La bande dessinée est parfois bavarde, l’ensemble est dense lors des phases d’enquête notamment, mais elle sait parfaitement les alterner avec des séquences quasi mutiques niveau action et infiltration (voire d’émotions). C’est là aussi un autre point fort du titre : un parfait équilibre pour garder un rythme haletant sans s’éparpiller dans des textes complexes ou au détriment des scènes de contemplation. Il faut dire qu’Andrea Sorrentino régale les rétines à chaque planche. Les amoureux du dessinateur et son style atypique vont être servis ! Sorrentino avait déjà sublimé les aventures de Green Arrow (dans l’excellent run de la période New 52) qu’il signait conjointement avec Jeff Lemire. Chez Marvel, on retrouvait aussi les compères sur Wolverine dans la très bonne série Old Man Logan période post Secret Wars. Des titres qu’on recommande chaudement en complément de leur création indépendante Gideon Falls (coup de coeur à découvrir ici).

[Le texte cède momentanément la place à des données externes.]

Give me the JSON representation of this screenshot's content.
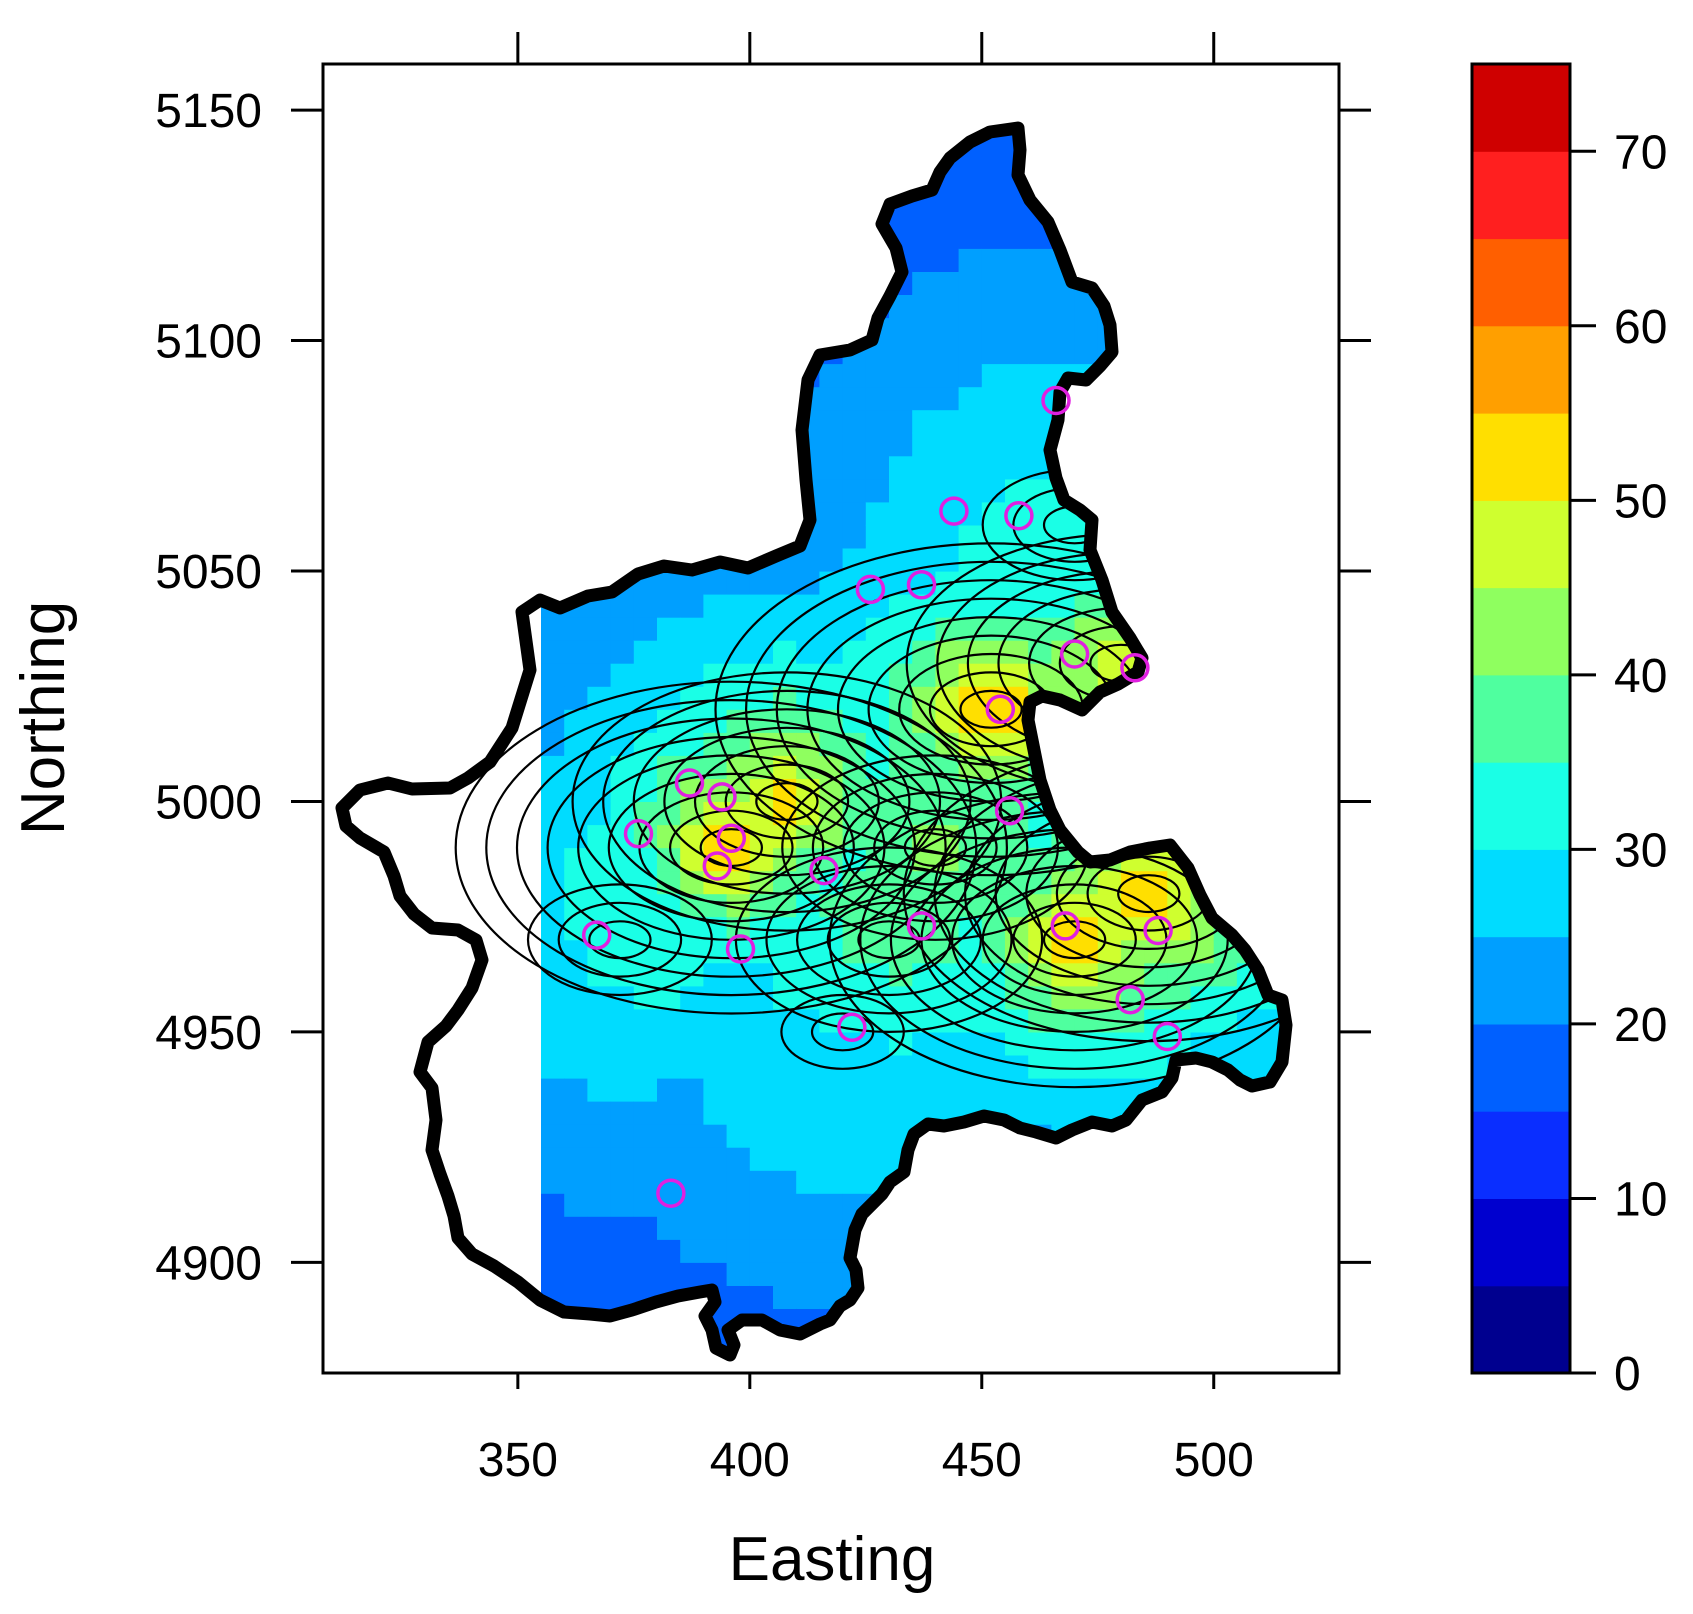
{
  "chart_data": {
    "type": "heatmap",
    "xlabel": "Easting",
    "ylabel": "Northing",
    "xlim": [
      308,
      527
    ],
    "ylim": [
      4876,
      5160
    ],
    "x_ticks": [
      350,
      400,
      450,
      500
    ],
    "y_ticks": [
      4900,
      4950,
      5000,
      5050,
      5100,
      5150
    ],
    "x_tick_labels": [
      "350",
      "400",
      "450",
      "500"
    ],
    "y_tick_labels": [
      "4900",
      "4950",
      "5000",
      "5050",
      "5100",
      "5150"
    ],
    "colorbar": {
      "range": [
        0,
        75
      ],
      "breaks": [
        0,
        5,
        10,
        15,
        20,
        25,
        30,
        35,
        40,
        45,
        50,
        55,
        60,
        65,
        70,
        75
      ],
      "colors": [
        "#00008f",
        "#0000cf",
        "#0a2eff",
        "#0060ff",
        "#009fff",
        "#00dcff",
        "#1affe6",
        "#4fff9f",
        "#8fff5f",
        "#cfff2f",
        "#ffdf00",
        "#ff9f00",
        "#ff5f00",
        "#ff1f1f",
        "#cf0000",
        "#800000"
      ],
      "ticks": [
        0,
        10,
        20,
        30,
        40,
        50,
        60,
        70
      ],
      "tick_labels": [
        "0",
        "10",
        "20",
        "30",
        "40",
        "50",
        "60",
        "70"
      ]
    },
    "grid": false,
    "contour_lines": true,
    "hotspots": [
      {
        "x": 452,
        "y": 5020,
        "value": 60
      },
      {
        "x": 396,
        "y": 4990,
        "value": 60
      },
      {
        "x": 486,
        "y": 4980,
        "value": 57
      },
      {
        "x": 408,
        "y": 5000,
        "value": 53
      },
      {
        "x": 480,
        "y": 5030,
        "value": 52
      },
      {
        "x": 470,
        "y": 4970,
        "value": 55
      },
      {
        "x": 440,
        "y": 4990,
        "value": 40
      },
      {
        "x": 430,
        "y": 4970,
        "value": 40
      },
      {
        "x": 372,
        "y": 4970,
        "value": 30
      },
      {
        "x": 420,
        "y": 4950,
        "value": 27
      },
      {
        "x": 470,
        "y": 5060,
        "value": 30
      }
    ],
    "stations": [
      {
        "x": 466,
        "y": 5087
      },
      {
        "x": 444,
        "y": 5063
      },
      {
        "x": 458,
        "y": 5062
      },
      {
        "x": 426,
        "y": 5046
      },
      {
        "x": 437,
        "y": 5047
      },
      {
        "x": 470,
        "y": 5032
      },
      {
        "x": 483,
        "y": 5029
      },
      {
        "x": 454,
        "y": 5020
      },
      {
        "x": 387,
        "y": 5004
      },
      {
        "x": 394,
        "y": 5001
      },
      {
        "x": 456,
        "y": 4998
      },
      {
        "x": 376,
        "y": 4993
      },
      {
        "x": 396,
        "y": 4992
      },
      {
        "x": 393,
        "y": 4986
      },
      {
        "x": 416,
        "y": 4985
      },
      {
        "x": 437,
        "y": 4973
      },
      {
        "x": 468,
        "y": 4973
      },
      {
        "x": 488,
        "y": 4972
      },
      {
        "x": 367,
        "y": 4971
      },
      {
        "x": 398,
        "y": 4968
      },
      {
        "x": 482,
        "y": 4957
      },
      {
        "x": 422,
        "y": 4951
      },
      {
        "x": 490,
        "y": 4949
      },
      {
        "x": 383,
        "y": 4915
      }
    ]
  }
}
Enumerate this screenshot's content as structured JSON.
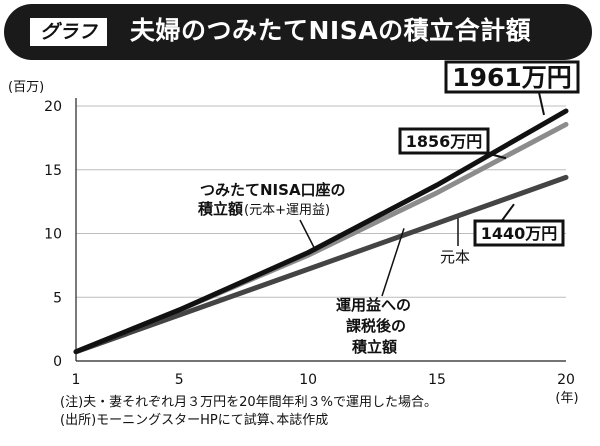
{
  "title": {
    "tag": "グラフ",
    "text": "夫婦のつみたてNISAの積立合計額"
  },
  "chart_data": {
    "type": "line",
    "y_unit_label": "(百万)",
    "x_unit_label": "(年)",
    "xlim": [
      1,
      20
    ],
    "ylim": [
      0,
      20
    ],
    "x_ticks": [
      1,
      5,
      10,
      15,
      20
    ],
    "y_ticks": [
      0,
      5,
      10,
      15,
      20
    ],
    "grid": "horizontal",
    "series": [
      {
        "name": "つみたてNISA口座の積立額(元本+運用益)",
        "color": "#111111",
        "x": [
          1,
          5,
          10,
          15,
          20
        ],
        "y": [
          0.73,
          4.0,
          8.5,
          13.8,
          19.61
        ]
      },
      {
        "name": "運用益への課税後の積立額",
        "color": "#8c8c8c",
        "x": [
          1,
          5,
          10,
          15,
          20
        ],
        "y": [
          0.73,
          4.0,
          8.3,
          13.2,
          18.56
        ]
      },
      {
        "name": "元本",
        "color": "#444444",
        "x": [
          1,
          20
        ],
        "y": [
          0.72,
          14.4
        ]
      }
    ],
    "callouts": [
      {
        "text": "1961万円",
        "series": 0
      },
      {
        "text": "1856万円",
        "series": 1
      },
      {
        "text": "1440万円",
        "series": 2
      }
    ],
    "annotations": {
      "nisa_line1": "つみたてNISA口座の",
      "nisa_line2a": "積立額",
      "nisa_line2b": "(元本+運用益)",
      "principal": "元本",
      "taxed_line1": "運用益への",
      "taxed_line2": "課税後の",
      "taxed_line3": "積立額"
    }
  },
  "notes": [
    "(注)夫・妻それぞれ月３万円を20年間年利３%で運用した場合。",
    "(出所)モーニングスターHPにて試算､本誌作成"
  ]
}
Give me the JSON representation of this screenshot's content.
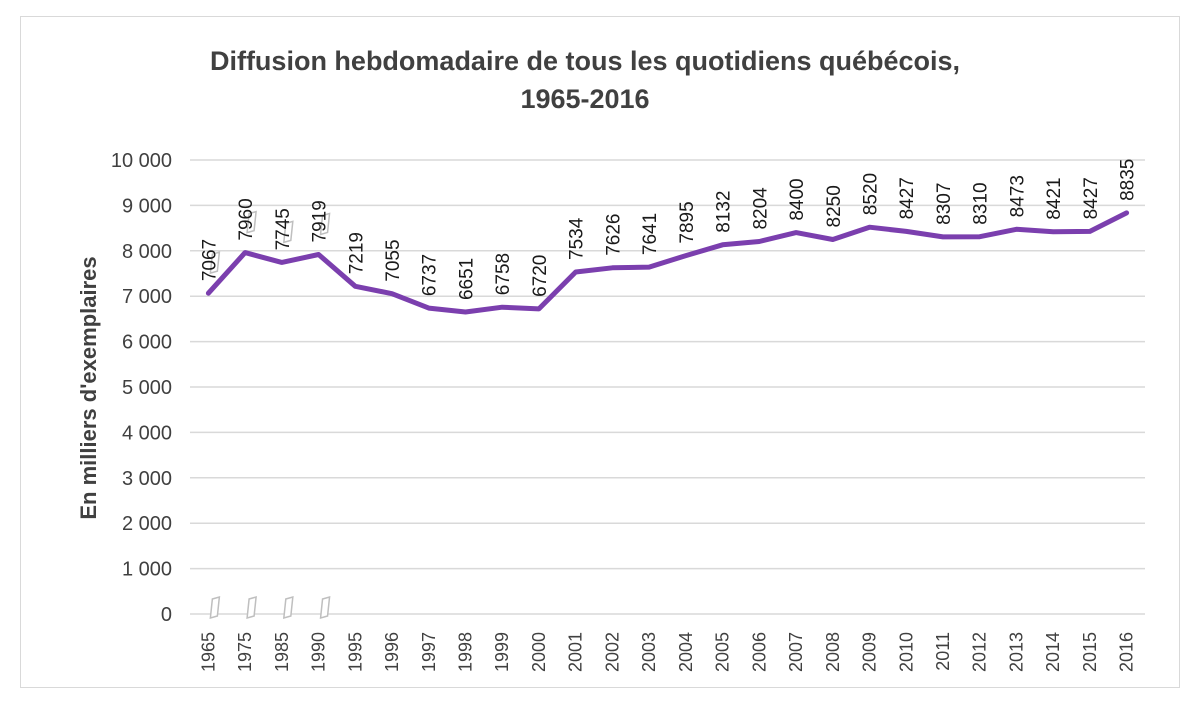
{
  "chart_data": {
    "type": "line",
    "title_line1": "Diffusion hebdomadaire de tous les quotidiens québécois,",
    "title_line2": "1965-2016",
    "ylabel": "En milliers d'exemplaires",
    "xlabel": "",
    "ylim": [
      0,
      10000
    ],
    "yticks": [
      0,
      1000,
      2000,
      3000,
      4000,
      5000,
      6000,
      7000,
      8000,
      9000,
      10000
    ],
    "ytick_labels": [
      "0",
      "1 000",
      "2 000",
      "3 000",
      "4 000",
      "5 000",
      "6 000",
      "7 000",
      "8 000",
      "9 000",
      "10 000"
    ],
    "grid": true,
    "legend": "none",
    "categories": [
      "1965",
      "1975",
      "1985",
      "1990",
      "1995",
      "1996",
      "1997",
      "1998",
      "1999",
      "2000",
      "2001",
      "2002",
      "2003",
      "2004",
      "2005",
      "2006",
      "2007",
      "2008",
      "2009",
      "2010",
      "2011",
      "2012",
      "2013",
      "2014",
      "2015",
      "2016"
    ],
    "values": [
      7067,
      7960,
      7745,
      7919,
      7219,
      7055,
      6737,
      6651,
      6758,
      6720,
      7534,
      7626,
      7641,
      7895,
      8132,
      8204,
      8400,
      8250,
      8520,
      8427,
      8307,
      8310,
      8473,
      8421,
      8427,
      8835
    ],
    "line_color": "#7b3fae",
    "grid_color": "#d9d9d9",
    "axis_break_categories": [
      "1965",
      "1975",
      "1985",
      "1990"
    ]
  }
}
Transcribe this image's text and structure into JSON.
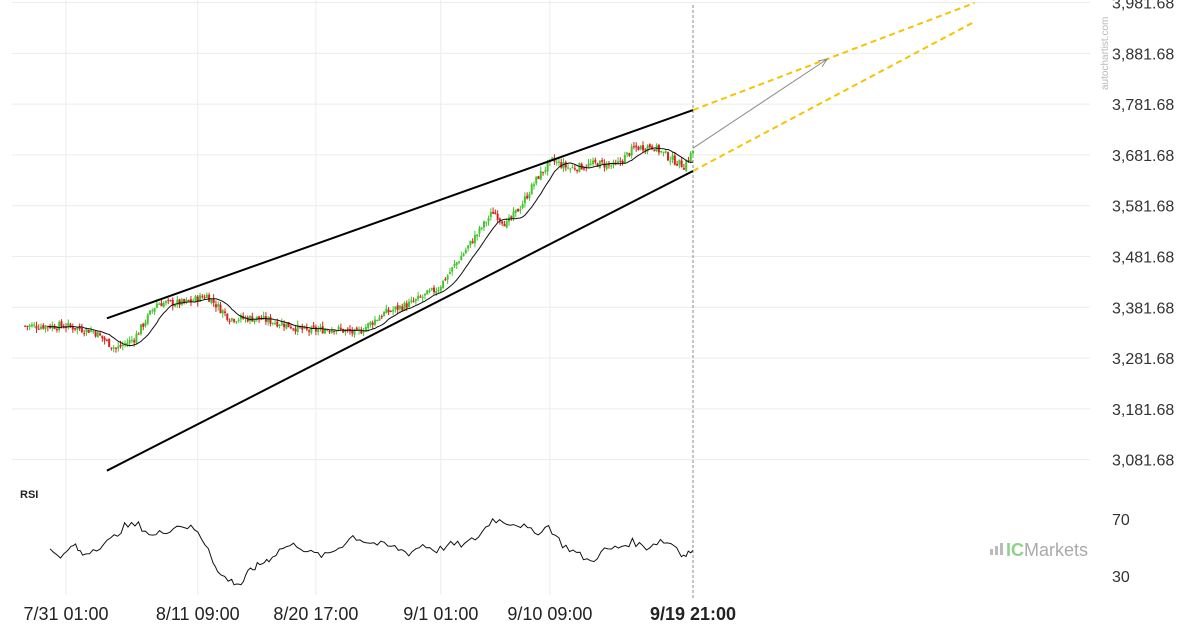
{
  "chart_data": [
    {
      "type": "candlestick",
      "y_ticks": [
        "3,981.68",
        "3,881.68",
        "3,781.68",
        "3,681.68",
        "3,581.68",
        "3,481.68",
        "3,381.68",
        "3,281.68",
        "3,181.68",
        "3,081.68"
      ],
      "ylim": [
        3041.68,
        3986.68
      ],
      "x_labels": [
        "7/31 01:00",
        "8/11 09:00",
        "8/20 17:00",
        "9/1 01:00",
        "9/10 09:00",
        "9/19 21:00"
      ],
      "x_label_index": [
        0,
        58,
        110,
        165,
        213,
        276
      ],
      "last_index": 276,
      "grid": true,
      "approx_closes": [
        {
          "i": 0,
          "v": 3345
        },
        {
          "i": 12,
          "v": 3335
        },
        {
          "i": 22,
          "v": 3300
        },
        {
          "i": 30,
          "v": 3320
        },
        {
          "i": 40,
          "v": 3390
        },
        {
          "i": 52,
          "v": 3390
        },
        {
          "i": 62,
          "v": 3405
        },
        {
          "i": 72,
          "v": 3360
        },
        {
          "i": 84,
          "v": 3360
        },
        {
          "i": 95,
          "v": 3350
        },
        {
          "i": 106,
          "v": 3335
        },
        {
          "i": 118,
          "v": 3340
        },
        {
          "i": 128,
          "v": 3330
        },
        {
          "i": 140,
          "v": 3370
        },
        {
          "i": 152,
          "v": 3390
        },
        {
          "i": 164,
          "v": 3420
        },
        {
          "i": 172,
          "v": 3470
        },
        {
          "i": 180,
          "v": 3520
        },
        {
          "i": 188,
          "v": 3570
        },
        {
          "i": 194,
          "v": 3545
        },
        {
          "i": 200,
          "v": 3580
        },
        {
          "i": 208,
          "v": 3640
        },
        {
          "i": 214,
          "v": 3670
        },
        {
          "i": 222,
          "v": 3655
        },
        {
          "i": 234,
          "v": 3665
        },
        {
          "i": 242,
          "v": 3660
        },
        {
          "i": 250,
          "v": 3695
        },
        {
          "i": 258,
          "v": 3700
        },
        {
          "i": 266,
          "v": 3675
        },
        {
          "i": 272,
          "v": 3660
        },
        {
          "i": 276,
          "v": 3690
        }
      ],
      "pattern": {
        "name": "Rising Wedge",
        "upper_line": [
          {
            "i": 18,
            "v": 3360
          },
          {
            "i": 276,
            "v": 3770
          }
        ],
        "lower_line": [
          {
            "i": 18,
            "v": 3060
          },
          {
            "i": 276,
            "v": 3650
          }
        ],
        "projection_upper": [
          {
            "i": 276,
            "v": 3770
          },
          {
            "i": 400,
            "v": 3981
          }
        ],
        "projection_lower": [
          {
            "i": 276,
            "v": 3650
          },
          {
            "i": 400,
            "v": 3944
          }
        ],
        "forecast_arrow": [
          {
            "i": 276,
            "v": 3695
          },
          {
            "i": 335,
            "v": 3870
          }
        ]
      },
      "colors": {
        "up": "#44c62e",
        "down": "#d9221c",
        "wedge": "#000000",
        "projection": "#f5c400",
        "arrow": "#8a8a8a",
        "ma": "#111111"
      }
    },
    {
      "type": "line",
      "title": "RSI",
      "y_ticks": [
        "70",
        "30"
      ],
      "ylim": [
        20,
        80
      ],
      "approx_values": [
        {
          "i": 0,
          "v": 48
        },
        {
          "i": 6,
          "v": 44
        },
        {
          "i": 10,
          "v": 52
        },
        {
          "i": 14,
          "v": 45
        },
        {
          "i": 20,
          "v": 50
        },
        {
          "i": 26,
          "v": 55
        },
        {
          "i": 32,
          "v": 65
        },
        {
          "i": 38,
          "v": 66
        },
        {
          "i": 44,
          "v": 58
        },
        {
          "i": 50,
          "v": 62
        },
        {
          "i": 56,
          "v": 66
        },
        {
          "i": 62,
          "v": 63
        },
        {
          "i": 68,
          "v": 50
        },
        {
          "i": 72,
          "v": 32
        },
        {
          "i": 78,
          "v": 26
        },
        {
          "i": 82,
          "v": 24
        },
        {
          "i": 86,
          "v": 34
        },
        {
          "i": 90,
          "v": 38
        },
        {
          "i": 94,
          "v": 42
        },
        {
          "i": 100,
          "v": 50
        },
        {
          "i": 106,
          "v": 52
        },
        {
          "i": 112,
          "v": 46
        },
        {
          "i": 118,
          "v": 44
        },
        {
          "i": 124,
          "v": 50
        },
        {
          "i": 130,
          "v": 58
        },
        {
          "i": 136,
          "v": 54
        },
        {
          "i": 142,
          "v": 52
        },
        {
          "i": 148,
          "v": 50
        },
        {
          "i": 154,
          "v": 46
        },
        {
          "i": 160,
          "v": 52
        },
        {
          "i": 166,
          "v": 48
        },
        {
          "i": 172,
          "v": 52
        },
        {
          "i": 178,
          "v": 52
        },
        {
          "i": 184,
          "v": 58
        },
        {
          "i": 190,
          "v": 70
        },
        {
          "i": 196,
          "v": 68
        },
        {
          "i": 202,
          "v": 66
        },
        {
          "i": 208,
          "v": 60
        },
        {
          "i": 214,
          "v": 65
        },
        {
          "i": 220,
          "v": 52
        },
        {
          "i": 226,
          "v": 46
        },
        {
          "i": 232,
          "v": 40
        },
        {
          "i": 238,
          "v": 48
        },
        {
          "i": 244,
          "v": 50
        },
        {
          "i": 250,
          "v": 54
        },
        {
          "i": 256,
          "v": 50
        },
        {
          "i": 262,
          "v": 55
        },
        {
          "i": 268,
          "v": 52
        },
        {
          "i": 272,
          "v": 44
        },
        {
          "i": 276,
          "v": 48
        }
      ],
      "color": "#111111"
    }
  ],
  "branding": {
    "watermark": "autochartist.com",
    "logo_prefix": "IC",
    "logo_suffix": "Markets"
  }
}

© DC Comics / Urban Comics / Mattson Tomlin / Andrea Sorrentino / Jordie Bellaire

Dans Batman Imposter, Sorrentino est au sommet de son art : il délivre habilement ses cases et ses planches avec une approche inédite, une construction hors-norme qui va parfois dans tous les sens sans jamais perdre son lecteur. Ses traits réalistes, aussi bien pour les protagonistes (son Batman ressemble fortement à Robert Pattinson d’ailleurs) que pour les déambulations nocturnes et urbaines, sont magnifiés par la colorisation de Jordie Bellaire (qui œuvrait déjà avec lui sur le moyen Joker : Killer Smile mais aussi sur des chapitres de Batman et Detective Comics, comme les deux excellents premiers tomes de Joker War ou encore sur The Dark Knight Returns – The Golden Child ; elle est par ailleurs scénariste du reboot en comics de Buffy contre les vampires, qu’on conseille également).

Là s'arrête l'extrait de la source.